Only communicate by text. Child only. Ignore anything else

 

Never answer a phone call direct let it go to voicemail. Respond if needed by text

 

Pickup/drop offs limit to a 3 minute exchange. If you can do it thru daycare even better.

 

You have your time, she has hers. Keep EVERYTHING separate. No shared holidays, birthdays etc.

 

You can only control your side. Stay out of hers.

 

What this does is eliminate anything to fight or have issues over. It becomes two separate families.

 

Over time it normalizes. I have 2 friends with young kids and one with older teen kids. They all say it's the best possible way they've tried in this type of senario.

 

You'll hear you have to do this or that together. You must talk, be friends, etc. Nope, you don't.

 

I would be liberal with switching days etc. This will be a need for both sides.

 

Never talk bad about the X to your child. She's just his mom nothing more.

 

 

Amen! That’s how I’m dealing with it.

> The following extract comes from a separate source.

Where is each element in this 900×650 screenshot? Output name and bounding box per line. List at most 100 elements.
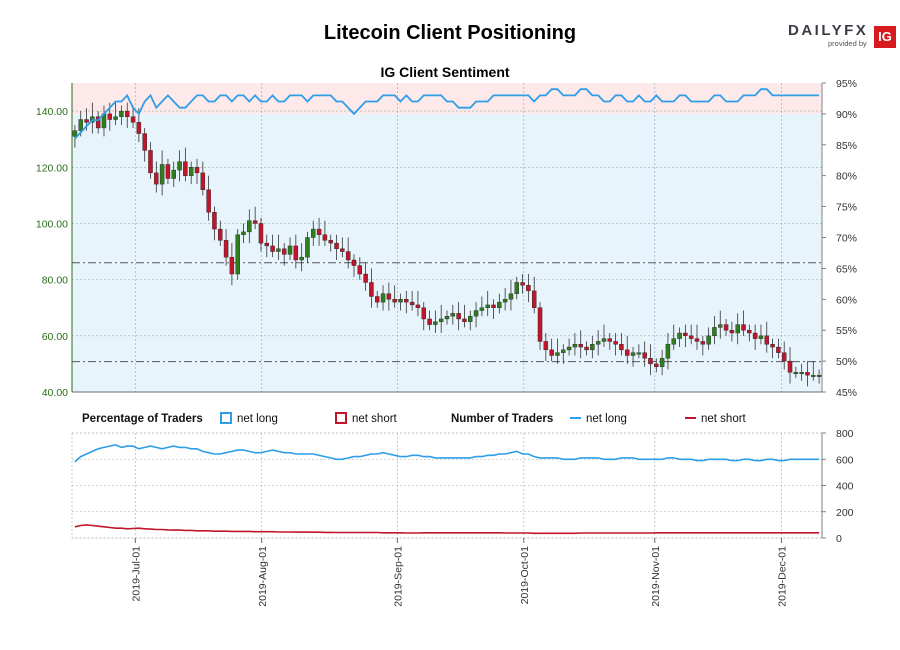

She’s his mother, and I’m his father. Only thing I do is use a court monitoring app to conversation via text because she put me in jail before for something I didn’t do. So now I use this to make sure she doesn’t make things up :)

 

We had really good memories, but sadly she did a lot of stuff I forgave cause she’s the mother of my child. After this, I cannot send this woman anything but concerns about the child, and that’s emergency only.

 

It seems like it will work well. I’m sure we will go to court again down the line for something, but I’m ok with that. Money, facts, evidence etc.

 

However I was hurt, after all I did for her, what she put me through, but now I’m just happy to have legit 50/50 custody and be with my kid like I want to. I don’t want or need to send her flowers, or wish her happy whatever. For all I care she can die tomorrow and I wouldn’t notice a difference. But I do wish she finds her happiness like every person should.

 

Now her BF, the idiot, that’s something different and I have nothing to do with him. He came into my world, and my rules are my rules; don’t come around me cause you’re a insecure liar.

 

I do have to mention. I’m a business person and if I don’t see a use in you, I have no reason to see you, unless you really are dear to my heart; which is not him.